As the data in the table indicate, the percentage of lower division students at each of the institutions has gone down slightly (and, in fact, at the University of Utah the number of lower division students has decreased as well.) While one legislator sees this as evidence that the policy was a success, others within the system argue that the system is still far too "top heavy" and that the redirection policy has had at best a minimal impact on the distribution of students throughout the system.

A legislator we spoke with thinks that this redirection of students has been successful in terms of numbers (more students have gone to the two-year institutions) but not in terms of outcomes. "Quality (at these institutions) is not what it should be." A campus administrator called the policy a failure because it really sought to direct students to institutions in their geographic service areas but that "those institutions did not necessarily best serve student needs." Two administrators from campuses that previously only offered two-year degrees argued that it is precisely because of student and community needs-particularly in rural and isolated regions-that their institutions began offering four-year degrees.

Whether because of the enrollment redirection policy or in spite of it, the two-year institutions have seen significant growth in Utah over the last decade, and this growth does not appear to have affected the capacity of the system to offer baccalaureate degrees. In 1991-92 public institutions in the state awarded 6,390 baccalaureate degrees; by 2001-02, that number was 10,277, an increase of 60%.41 Given that this figure is higher than the FTE growth over that same period (which was 42%), it appears that the state has been able to increase the numbers of students receiving degrees despite the redistribution of those students between two- and four-year institutions when they enter the system.


35 Utah State Board of Regents, The Challenge of Change: Master Planning for Utah Higher Education, Executive Summary, January 1987, p. 3.

36 Utah State Board of Regents, The Challenge of Change: Master Planning for Utah Higher Education, Executive Summary, January 1987 (Salt Lake City), p. 3.

37 Katherine Kapos, "New SLCC President Calls Education of Students His Guiding Principle," Salt Lake Tribune, Feb. 24, 1991, p B2.

38 For FTE numbers see Utah State System of Higher Education, USHE 2003 Long-Term Enrollment Projection Model.
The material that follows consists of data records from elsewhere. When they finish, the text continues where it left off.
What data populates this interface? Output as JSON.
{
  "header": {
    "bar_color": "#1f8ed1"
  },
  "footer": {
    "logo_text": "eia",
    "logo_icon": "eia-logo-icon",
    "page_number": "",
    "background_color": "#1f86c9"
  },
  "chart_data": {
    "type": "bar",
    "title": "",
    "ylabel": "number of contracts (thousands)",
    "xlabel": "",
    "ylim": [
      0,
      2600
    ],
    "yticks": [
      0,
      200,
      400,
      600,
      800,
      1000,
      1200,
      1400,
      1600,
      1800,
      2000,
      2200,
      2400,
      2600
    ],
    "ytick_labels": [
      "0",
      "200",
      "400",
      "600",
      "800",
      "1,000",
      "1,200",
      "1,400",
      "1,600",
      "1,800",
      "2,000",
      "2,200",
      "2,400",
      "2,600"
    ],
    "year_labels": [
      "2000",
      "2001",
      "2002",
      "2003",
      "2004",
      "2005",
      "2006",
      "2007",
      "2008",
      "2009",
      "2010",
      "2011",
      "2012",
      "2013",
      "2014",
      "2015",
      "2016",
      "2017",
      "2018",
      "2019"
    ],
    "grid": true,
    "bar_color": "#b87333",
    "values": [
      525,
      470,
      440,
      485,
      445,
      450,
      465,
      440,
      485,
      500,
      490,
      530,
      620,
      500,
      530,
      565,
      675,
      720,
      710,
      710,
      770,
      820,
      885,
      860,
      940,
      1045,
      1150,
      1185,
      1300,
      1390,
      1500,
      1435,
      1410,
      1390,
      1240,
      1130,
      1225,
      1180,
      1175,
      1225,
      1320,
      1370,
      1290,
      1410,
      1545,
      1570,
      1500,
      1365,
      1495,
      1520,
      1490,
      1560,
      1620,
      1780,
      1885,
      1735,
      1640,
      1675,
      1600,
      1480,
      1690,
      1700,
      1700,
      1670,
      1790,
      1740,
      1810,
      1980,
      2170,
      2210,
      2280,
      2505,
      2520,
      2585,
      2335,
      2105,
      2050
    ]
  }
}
The enrollment numbers for the two-year institutions include enrollments at Utah Valley and Dixie College, which were two-year institutions at the time of the enrollment management policy, even though they each now offer four-year degrees and are technically considered four-year institutions.

39 Utah System of Higher Education, Data Book 2003-2004, Tab C, "Enrollments," Table 1: Enrollment History, p. 5.

40 Data on Upper and Lower Division Enrollments is from Utah System of Higher Education, "Five Year History - Annualized FTEs by Level of Instruction Academic Years 1998-2003" and "USHE FTE Enrollment by Level 1991-1997". Tables provided by USHE staff, February 25, 2004.

41 Utah System of Higher Education, Data Book 2002-2003 and 2003-2004, Tab B, "Degrees and Award," Tables 1 and 2, Five Year History of Degrees and Awards.